Yesterday afternoon the neighbor kid who is 7 years old (same age as my son) came over to play Skylanders. If you don’t know what Skylanders is, don’t worry. I don’t quite understand it either. From what I can tell, you purchase a Skylander character, put it on a base that is connected to a video game system, and the character comes to life in a virtual adventure world.
I was upstairs listening to the boys talk about how many lives and super powers each of their characters had. I know I shouldn’t do it, but I love eavesdropping on them. You just never know what kids are going to say. For example, I learned that the neighbor kid’s mom “has the hots” for the Skylander character Boomer. “She thinks he is so cute,” he said to my son.

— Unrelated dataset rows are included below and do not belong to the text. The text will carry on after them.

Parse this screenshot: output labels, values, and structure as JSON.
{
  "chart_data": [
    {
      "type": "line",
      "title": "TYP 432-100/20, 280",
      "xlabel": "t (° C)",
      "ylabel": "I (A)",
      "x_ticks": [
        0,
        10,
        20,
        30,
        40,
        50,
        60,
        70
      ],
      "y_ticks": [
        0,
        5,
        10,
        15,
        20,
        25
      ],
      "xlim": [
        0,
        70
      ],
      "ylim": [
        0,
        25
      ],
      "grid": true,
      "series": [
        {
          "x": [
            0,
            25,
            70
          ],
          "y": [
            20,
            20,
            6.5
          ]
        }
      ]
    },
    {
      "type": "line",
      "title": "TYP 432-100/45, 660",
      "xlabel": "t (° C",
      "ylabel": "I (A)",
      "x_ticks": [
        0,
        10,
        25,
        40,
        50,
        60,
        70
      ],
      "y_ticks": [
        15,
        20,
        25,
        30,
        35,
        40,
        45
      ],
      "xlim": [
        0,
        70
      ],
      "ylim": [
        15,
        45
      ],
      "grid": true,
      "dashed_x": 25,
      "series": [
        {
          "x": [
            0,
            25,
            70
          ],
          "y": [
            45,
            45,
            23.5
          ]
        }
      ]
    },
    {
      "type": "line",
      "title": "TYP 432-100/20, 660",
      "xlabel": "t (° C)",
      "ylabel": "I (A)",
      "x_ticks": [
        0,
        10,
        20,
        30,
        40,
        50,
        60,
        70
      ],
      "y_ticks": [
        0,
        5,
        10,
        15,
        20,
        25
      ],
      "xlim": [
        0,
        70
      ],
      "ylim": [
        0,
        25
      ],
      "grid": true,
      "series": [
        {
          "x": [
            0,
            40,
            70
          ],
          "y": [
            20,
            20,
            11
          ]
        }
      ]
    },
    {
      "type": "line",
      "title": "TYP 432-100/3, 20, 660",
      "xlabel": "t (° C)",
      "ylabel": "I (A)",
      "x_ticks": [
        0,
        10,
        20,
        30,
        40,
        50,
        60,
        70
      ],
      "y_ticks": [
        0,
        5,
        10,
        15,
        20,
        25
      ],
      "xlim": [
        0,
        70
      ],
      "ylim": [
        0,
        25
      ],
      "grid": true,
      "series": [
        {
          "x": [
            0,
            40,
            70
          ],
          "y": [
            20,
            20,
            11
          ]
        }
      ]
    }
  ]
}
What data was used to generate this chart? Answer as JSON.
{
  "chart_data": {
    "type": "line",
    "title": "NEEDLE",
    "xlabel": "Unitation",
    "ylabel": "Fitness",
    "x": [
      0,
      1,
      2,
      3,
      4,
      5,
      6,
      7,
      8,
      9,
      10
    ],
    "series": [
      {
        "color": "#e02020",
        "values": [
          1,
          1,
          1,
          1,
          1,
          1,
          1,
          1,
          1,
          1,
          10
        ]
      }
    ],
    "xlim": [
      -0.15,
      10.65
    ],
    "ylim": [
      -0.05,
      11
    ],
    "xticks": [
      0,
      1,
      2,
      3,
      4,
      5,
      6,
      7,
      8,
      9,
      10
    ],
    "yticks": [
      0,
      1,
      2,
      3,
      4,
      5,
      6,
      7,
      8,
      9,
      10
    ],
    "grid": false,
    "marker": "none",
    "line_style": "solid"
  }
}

I went downstairs to watch them play and the neighbor kid greeted me, “Hi, Isaac’s Mom. Do you remember when you got upset with the kid who lives in the house next to yours for calling me an asshole? Well, we’ve had more trouble with him. This weekend he called me a jackass.”
“What?!” my son asked.
“Yeah. He called me a jackass. So my dad said he can’t play in our yard any more.”
“I can’t believe he said that to you!” my son said. They were caught up in the audacity of the 10-year-old’s behavior and forgot that I was there.
I went back upstairs and not much later I heard yelling, and then I heard the back door open, then shut, then open, and more yelling. My husband was in the middle of the commotion. “What is going on?” I asked him.
“The neighbor kid is trying to keep his nemesis out of his yard,” the hubs said.
I looked over and the neighbor kid was standing with his arms outstretched, acting as the filler for his fence, which is missing a section. “No! You cannot come in my yard! My dad said so!”
Then my son opens our back door and yells inside, “Dad, tell him he can’t come in our yard, either! I don’t want him over here.”
“You need to come in for dinner so no one is going to be in the backyard anyway,” the hubs said.
My son translated that to his version of what was said and loudly yelled to the 10-year-old, “My dad said you can’t come into our yard, either!” He softly added, “And, I have to go in for dinner anyway.”
There’s no telling how long the backyard stand-off would have lasted if the neighbor kid hadn’t been called inside. All I know is, the line has been drawn.